Incarcerated learners in the Colorado correctional system will soon be eligible for additional higher education courses, including Colorado University – Denver, Adams State and Red Rocks Community College. This past year, CU-Denver’s Communications Department offered special help in how some students in prison could become better, more effective communicators.
“Bad communications can easily lead to conflict, in the home, at work, in the community,” said Stephen J. Hartnett, professor of communications and director of the College in Prison Program.
And conflict can lead to prison.
While a graduate student at University of California, San Diego, Hartnett focused his dissertation on the history of slavery in the United States. He came to realize that slavery didn’t really end; but rather just transitioned into prison systems.

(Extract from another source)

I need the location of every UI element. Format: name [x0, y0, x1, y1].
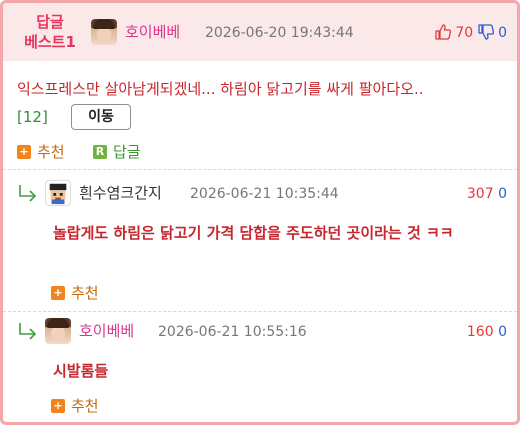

Given poverty, poor schools and neighborhood violence, a lot of inmates in Colorado or the nation at large, never had the opportunity to learn the basic skills that would keep them out of trouble and provide access to a decent job. Perhaps the most basic skill of all is communications.

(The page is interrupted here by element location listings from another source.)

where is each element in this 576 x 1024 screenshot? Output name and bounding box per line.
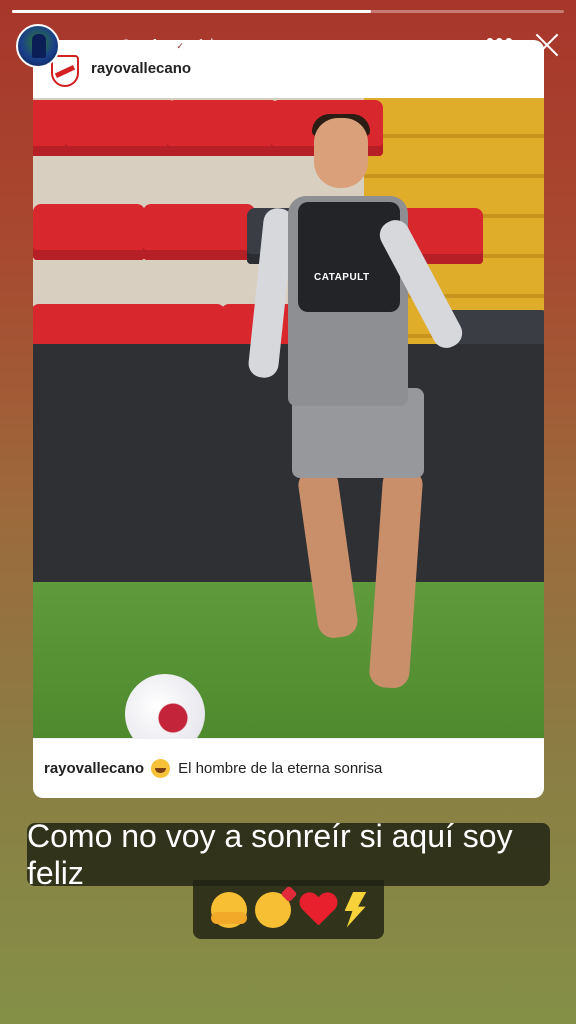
- emoji-sticker: [193, 880, 384, 939]
- author-avatar[interactable]: [16, 24, 60, 68]
- close-icon[interactable]: [532, 30, 562, 60]
- player-figure: CATAPULT: [247, 114, 468, 690]
- story-timestamp: 1 h: [196, 37, 219, 54]
- story-progress-fill: [12, 10, 371, 13]
- caption-username[interactable]: rayovallecano: [44, 760, 144, 777]
- stadium-seat: [33, 204, 145, 260]
- shared-post-card[interactable]: rayovallecano CATAPULT rayovallecano El …: [33, 40, 544, 798]
- stadium-seat: [143, 204, 255, 260]
- story-header: oscar8trejo ✓ 1 h •••: [16, 24, 560, 68]
- training-vest: CATAPULT: [298, 202, 400, 312]
- grinning-face-icon: [151, 759, 171, 778]
- shared-post-caption: rayovallecano El hombre de la eterna son…: [33, 738, 544, 798]
- smiling-face-with-hearts-icon: [254, 891, 291, 928]
- shared-post-photo: CATAPULT: [33, 98, 544, 738]
- text-sticker: Como no voy a sonreír si aquí soy feliz: [27, 818, 550, 891]
- stadium-seat: [65, 100, 177, 156]
- verified-badge-icon: ✓: [173, 39, 187, 53]
- author-username[interactable]: oscar8trejo: [76, 36, 168, 56]
- player-leg: [368, 466, 424, 690]
- player-leg: [296, 466, 360, 640]
- caption-text: El hombre de la eterna sonrisa: [178, 760, 383, 777]
- story-progress-track: [12, 10, 564, 13]
- high-voltage-icon: [344, 891, 367, 928]
- red-heart-icon: [299, 893, 337, 927]
- avatar-figure: [32, 34, 46, 58]
- hugging-face-icon: [210, 891, 247, 928]
- more-options-button[interactable]: •••: [486, 30, 514, 54]
- player-head: [314, 118, 368, 188]
- vest-sponsor: CATAPULT: [314, 272, 370, 283]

“What we’ve been trying to do,” said Hartnett, “is even the playing field.”
For example, one of his inmate/students recently got out of prison and decided he wanted to use past experience as a roofer, to get a job with a construction company. “He was told he needed to speak to the company’s board of directors, to explain why he deserved a second chance,” said Hartnett.
The young man was persuasive enough that he was hired and is now making a decent living, Hartnett added.

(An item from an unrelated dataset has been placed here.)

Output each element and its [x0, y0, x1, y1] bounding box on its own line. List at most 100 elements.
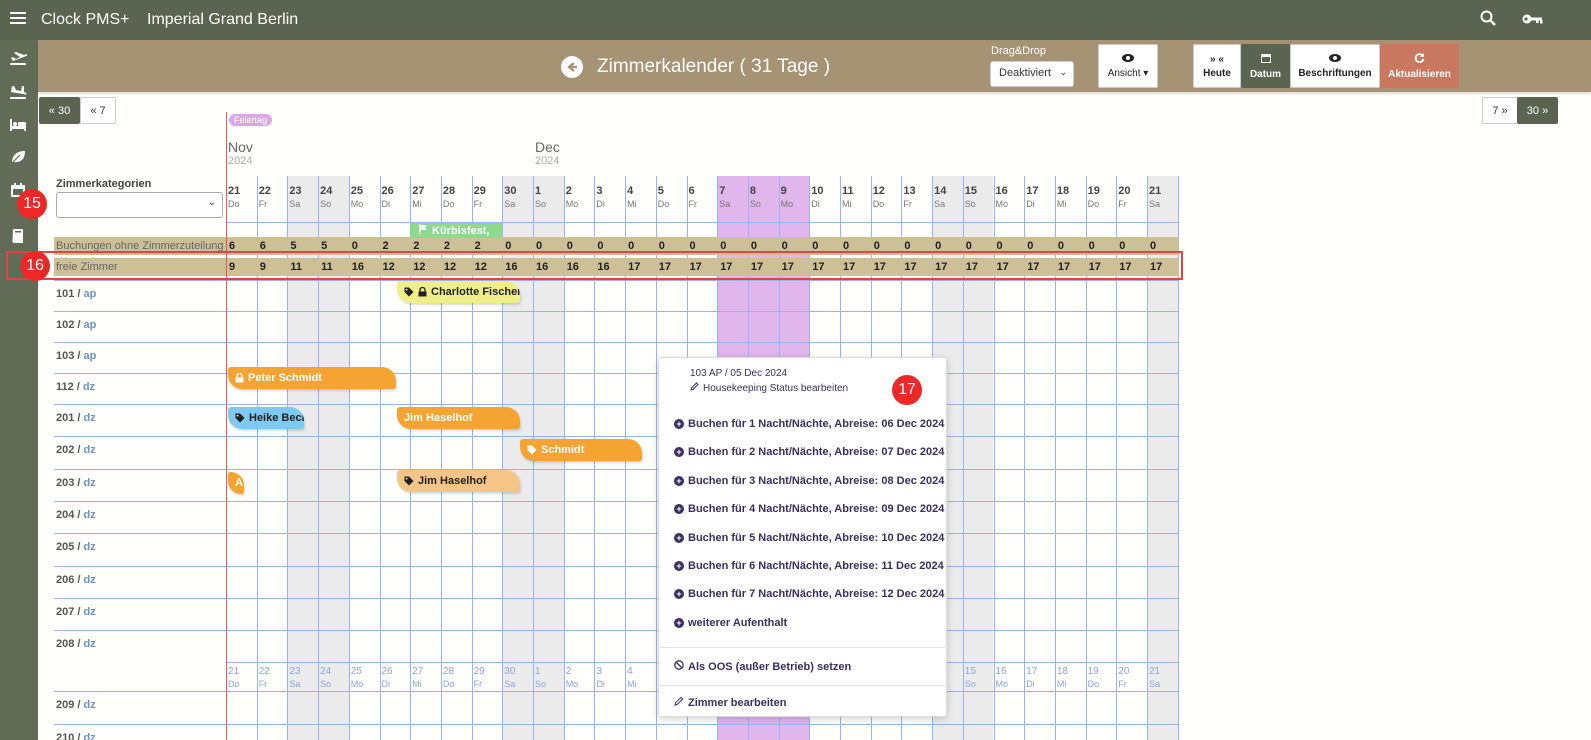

Good communication skills are essential, but Hartnett acknowledged they wouldn’t help a freed inmate balance a budget, pay bills, understand how to write business letters, understand local politics or national history. That’s why, come fall this year, the College in Prison Program will offer a 10-course program, designed to share the skills needed to become community leaders with individuals who lived in a chaotic environment.
“And our business school will be offering a four-course program addressing what you need to know if you want to be a small-business entrepeneur,”said Hartnett.
“Most of our students are not aiming at a college or graduate degree,” he said. “What they’d like is to learn the steps and skills of a small-business operator, someone who runs a landscaping service, a small mechanics shop, a food truck.”
Coupled with communication skills, future graduates should be able to communicate effectively with a loan officer at a bank, a vendor of needed supplies, a realtor or a town/county administrator who handles business licenses.
Hartnett said all 50 states have education-to-prison programs, with differing approaches on subject matter, but all with the goal of reducing recidivism, the return of former inmates, back into the correctional system.
“There is a real rennaisance going on, as more and more education institutions are focused on reaching out to prison inmages. What has happened is that Pell grants are back and available to fund a wide range of programs,” said Hartnett.
Prison inmates were cut off from Pell grants back in 1994, said Hartnett, when President Bill Clinton wanted to demonstrate he could be tough on crime. Since then, said Hartnett, Pell grants have been coming back and becoming available to more and more inmates.
Hartnett readily acknowledged that incarcerated women have extra stress and life burdens if they have children. They need all the above skills and more, if they want to provide a secure home for their children when they are free again.
The program’s students also produce an arts magazine, Captured Words/Free Thoughts, which just published its 20th Anniversary edition.